If You Want A Tesla, This Might Be The Cheapest They’ll Ever Be
New rule changes hitting the federal electric vehicle tax credit in 2024 will make many EVs — including popular Tesla models — ineligible for the full $7,500 credit.
Throughout 2023, Tesla’s successive price cuts led the multiple models of their luxury EV line to be much cheaper in November than at the start of the year — so much that it fell below the typical price of a luxury vehicle. But while the popular electric vehicle (EV) is cheaper than ever before, it may not be that cheap forever, at least according to TechCrunch reporting that found that two popular Tesla models are going to lose half of its federal EV tax credits in 2024 due to tightening requirements on battery material sourcing (along with many other EV models and brands, too.)
The Tesla models definitely affected? The Model 3 Rear-Wheel Drive (RWD) and Model 3 Long Range. Losing half a federal tax credit is no small change — it would increase the total cost of these models by nearly $4,000. (TechCrunch also suggested that Model Y and X could see reductions to the IRA credit, too.)
The reason for the price change has to do with the federal EV tax credit, which has undergone a ton of changes over the past year.

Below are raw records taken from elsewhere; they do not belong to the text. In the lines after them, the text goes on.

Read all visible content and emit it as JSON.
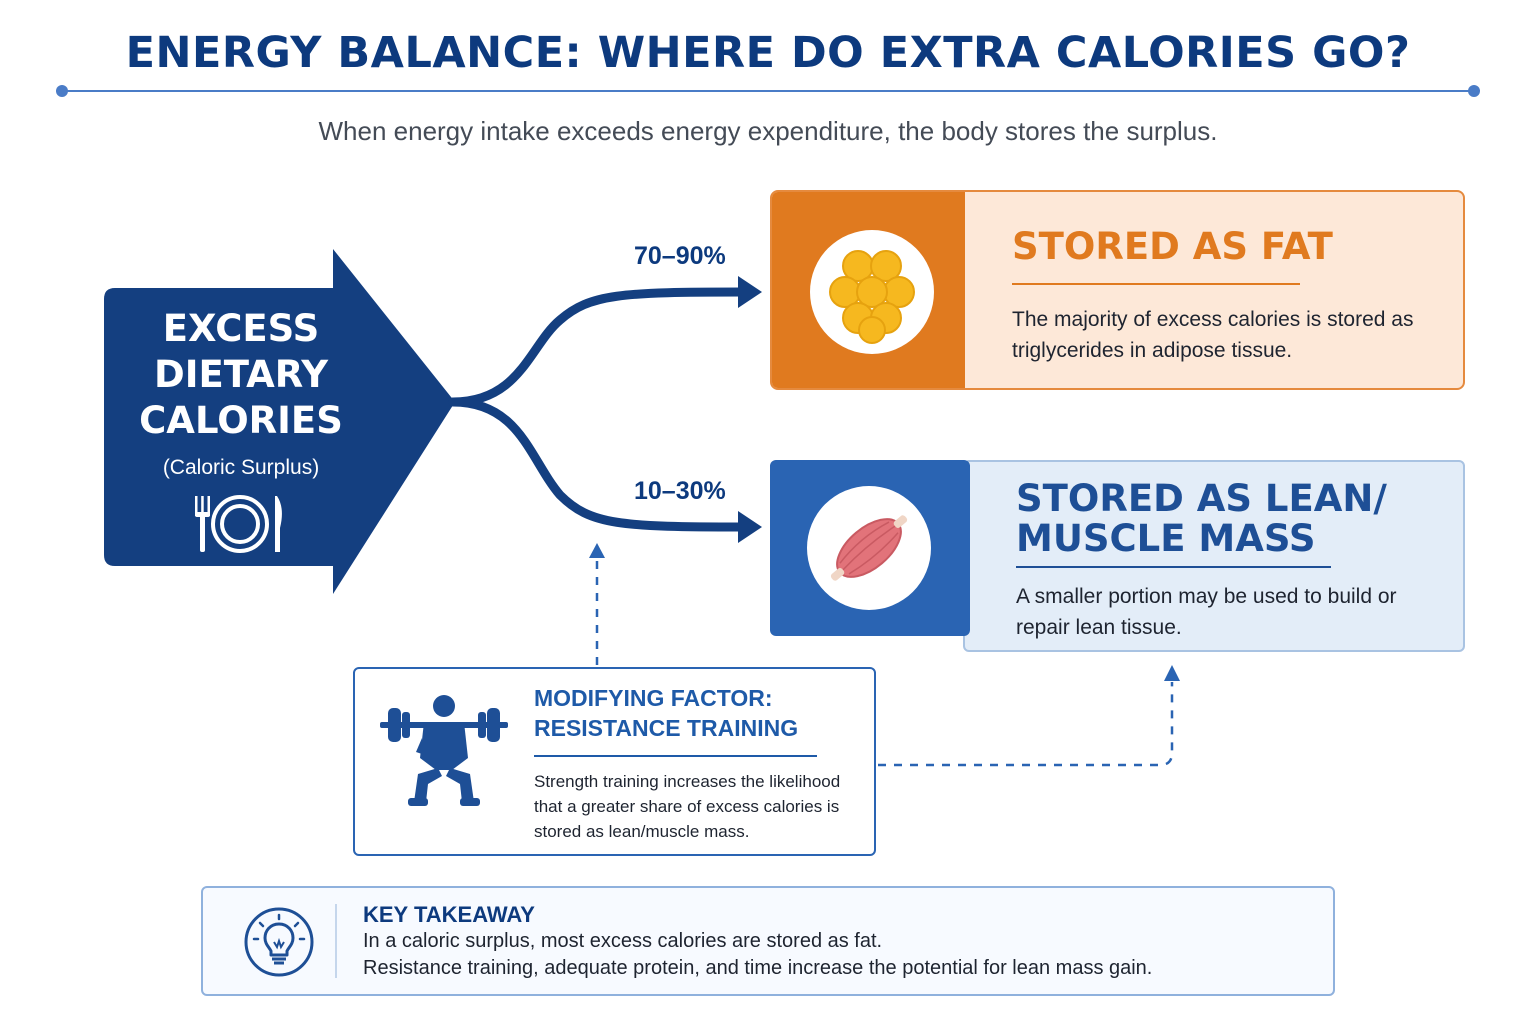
{
  "title": "ENERGY BALANCE: WHERE DO EXTRA CALORIES GO?",
  "subtitle": "When energy intake exceeds energy expenditure, the body stores the surplus.",
  "source": {
    "lines": [
      "EXCESS",
      "DIETARY",
      "CALORIES"
    ],
    "sub": "(Caloric Surplus)",
    "icon": "plate-utensils-icon"
  },
  "branches": [
    {
      "percent": "70–90%",
      "target": "fat"
    },
    {
      "percent": "10–30%",
      "target": "lean"
    }
  ],
  "fat": {
    "title": "STORED AS FAT",
    "description": "The majority of excess calories is stored as triglycerides in adipose tissue.",
    "icon": "fat-cells-icon",
    "color": "#e07a1f"
  },
  "lean": {
    "title_line1": "STORED AS LEAN/",
    "title_line2": "MUSCLE MASS",
    "description": "A smaller portion may be used to build or repair lean tissue.",
    "icon": "muscle-icon",
    "color": "#1e4f96"
  },
  "modifier": {
    "title_line1": "MODIFYING FACTOR:",
    "title_line2": "RESISTANCE TRAINING",
    "description": "Strength training increases the likelihood that a greater share of excess calories is stored as lean/muscle mass.",
    "icon": "weightlifter-icon"
  },
  "takeaway": {
    "title": "KEY TAKEAWAY",
    "line1": "In a caloric surplus, most excess calories are stored as fat.",
    "line2": "Resistance training, adequate protein, and time increase the potential for lean mass gain.",
    "icon": "lightbulb-icon"
  },
  "colors": {
    "navy": "#0d3a7e",
    "blue": "#2a64b3",
    "orange": "#e07a1f"
  }
}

When the federal EV tax credit was expanded through the Inflation Reduction Act, critical rules for what vehicles qualified were also set — based on where their battery components and minerals come from. Namely, the bill requires that at least 50% of the battery components be sourced in North America, and 40% or more of the minerals mined and refined in North America, too. (There are also income limits and limits to how expensive your car can be to qualify for the EV tax credit.)
These battery requirements have phased in slowly — and led to dozens of EV models that previously qualified for the $7,500 off to either qualify only for half the tax credit ($3,750) or none at all. Now, it’s Tesla’s turn, with the Tesla Model 3 RWD and Long Range having their credits cut in half on January 1, 2024. The drop in tax credits is most likely tied to new strict rules set to kick in beginning in 2024.

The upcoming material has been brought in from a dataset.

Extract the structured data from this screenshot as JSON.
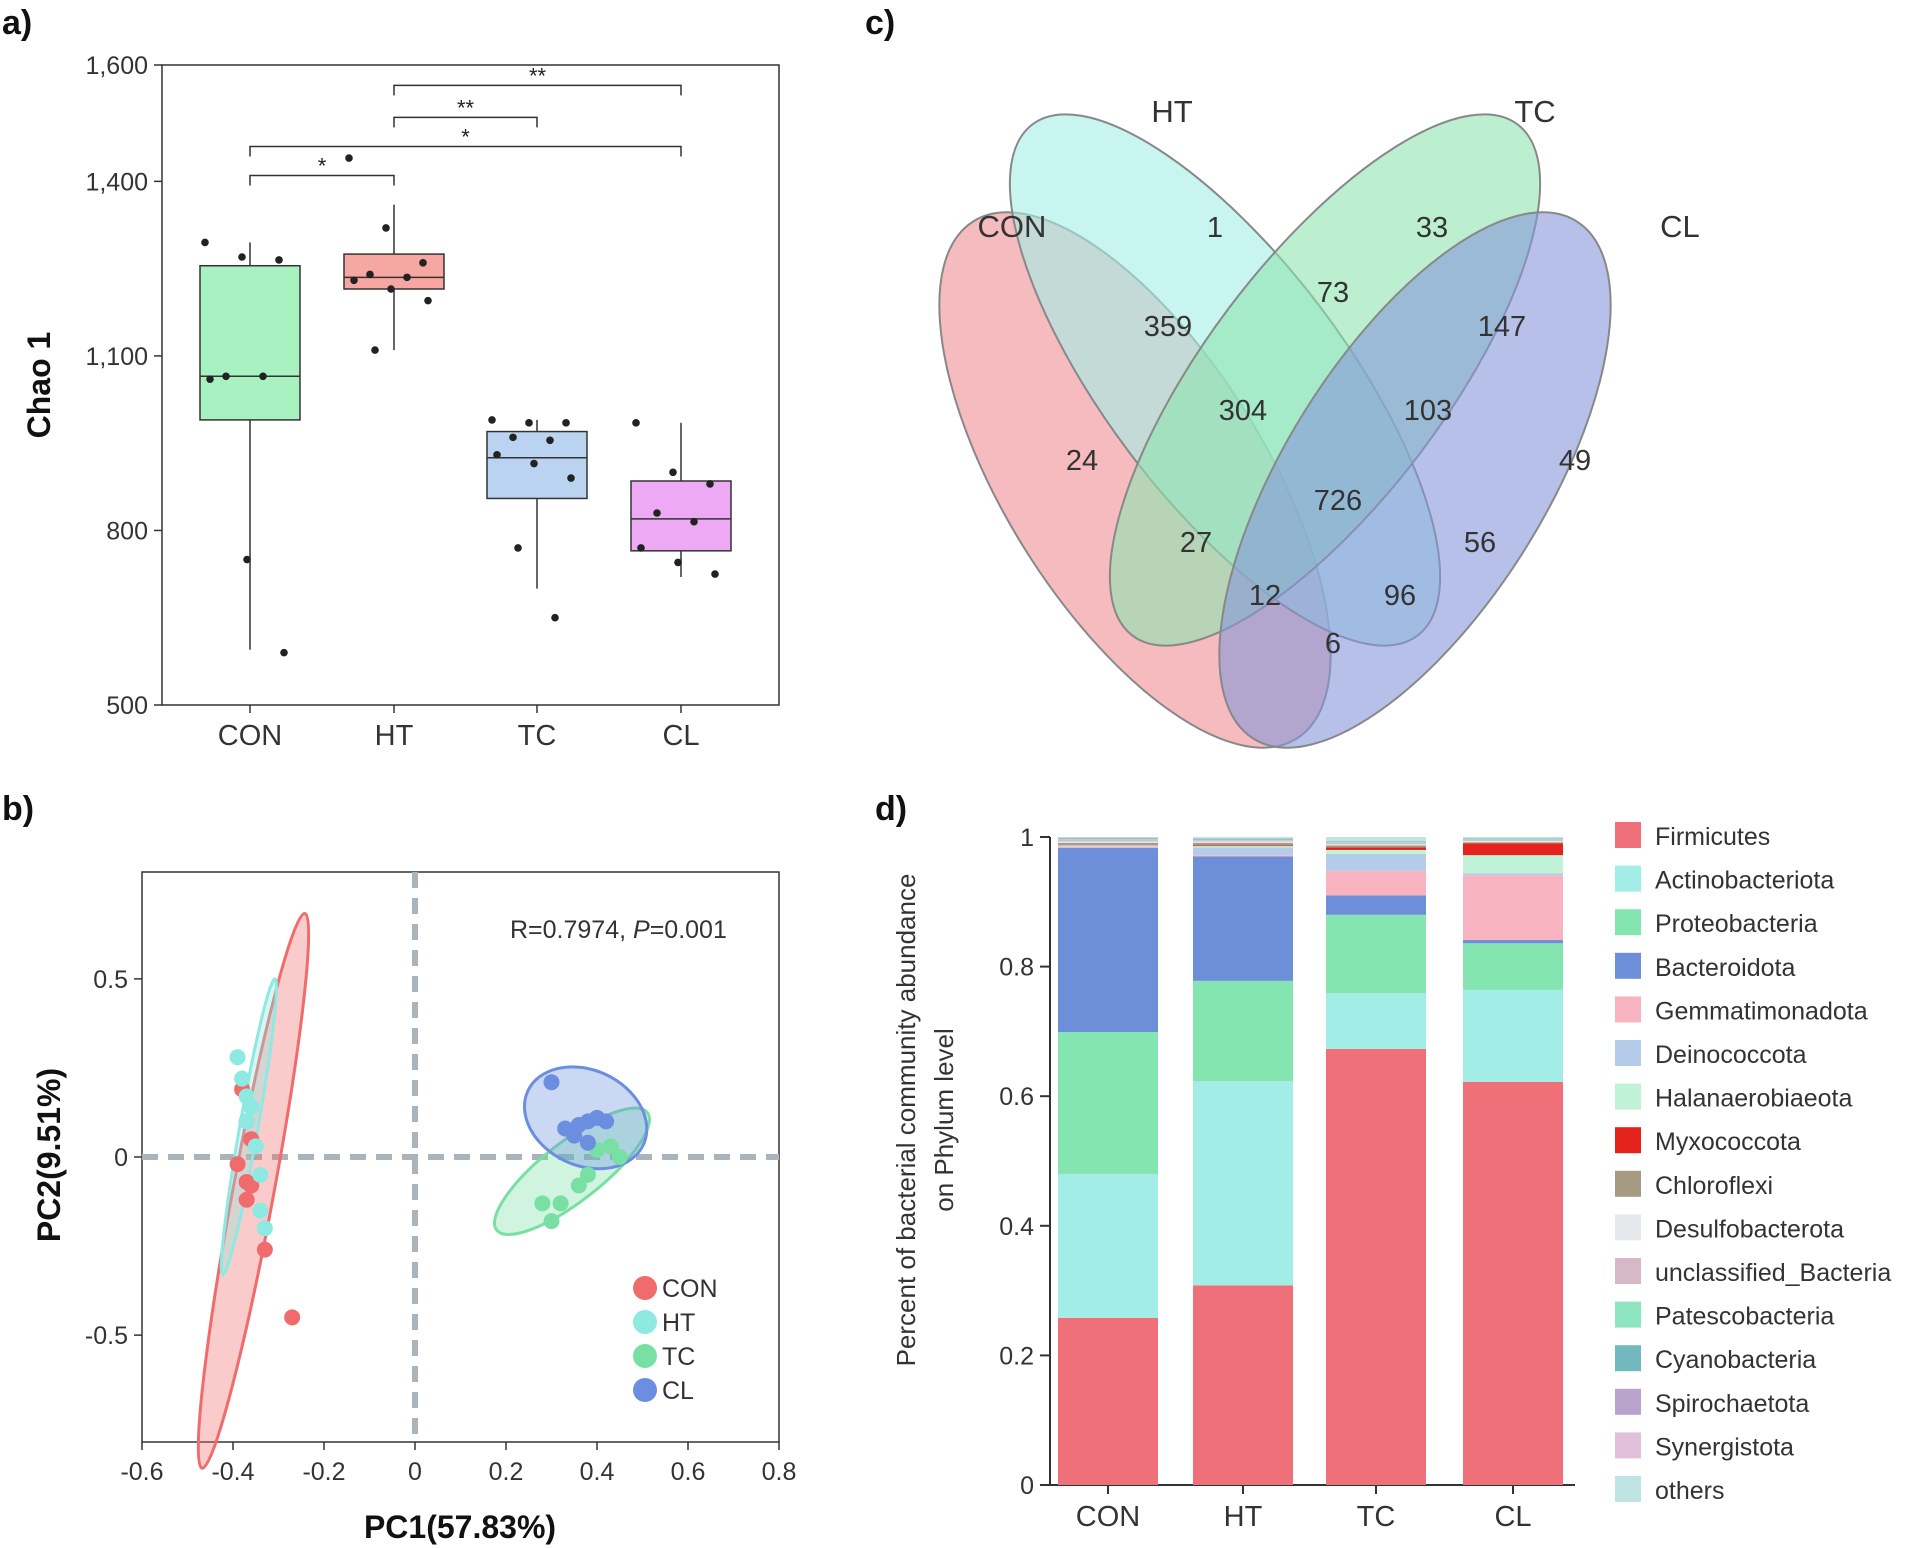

There’s still a workaround loophole for people who really want an EV that doesn’t qualify for the full credit — through leasing and not buying. You can lease an EV ineligible for the full credit and the full $7,500 can apply.

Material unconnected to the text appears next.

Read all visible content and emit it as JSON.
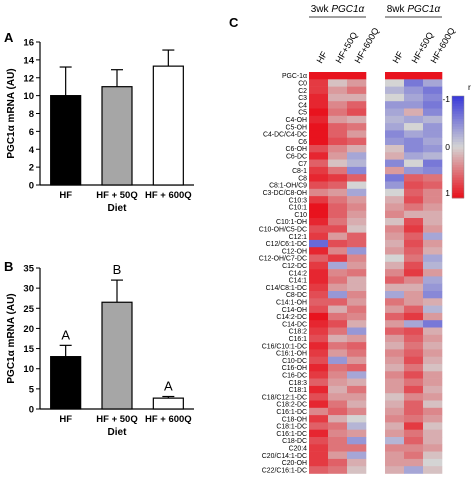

If leasing isn’t your thing, you have until the end of this month to still receive the full tax credit when you purchase a Tesla. Tesla says the full tax credit will only be available to vehicle deliveries made through December, so if you’re in the market for a Tesla, this may be a sign to close the deal.
If you want to wait, also remember that starting in January of 2024, the full or partial federal EV tax credit (depending on which your future EV qualifies for) will be able to be applied at the point of purchase of your new car — as in, you can get thousands of dollars taken off the top of your vehicle purchase at purchasing time, rather than months and months later when you file your taxes. Also, the Electric Vehicle renaissance is only starting to heat up — so in the next year you can expect plenty of new models for sale that will qualify.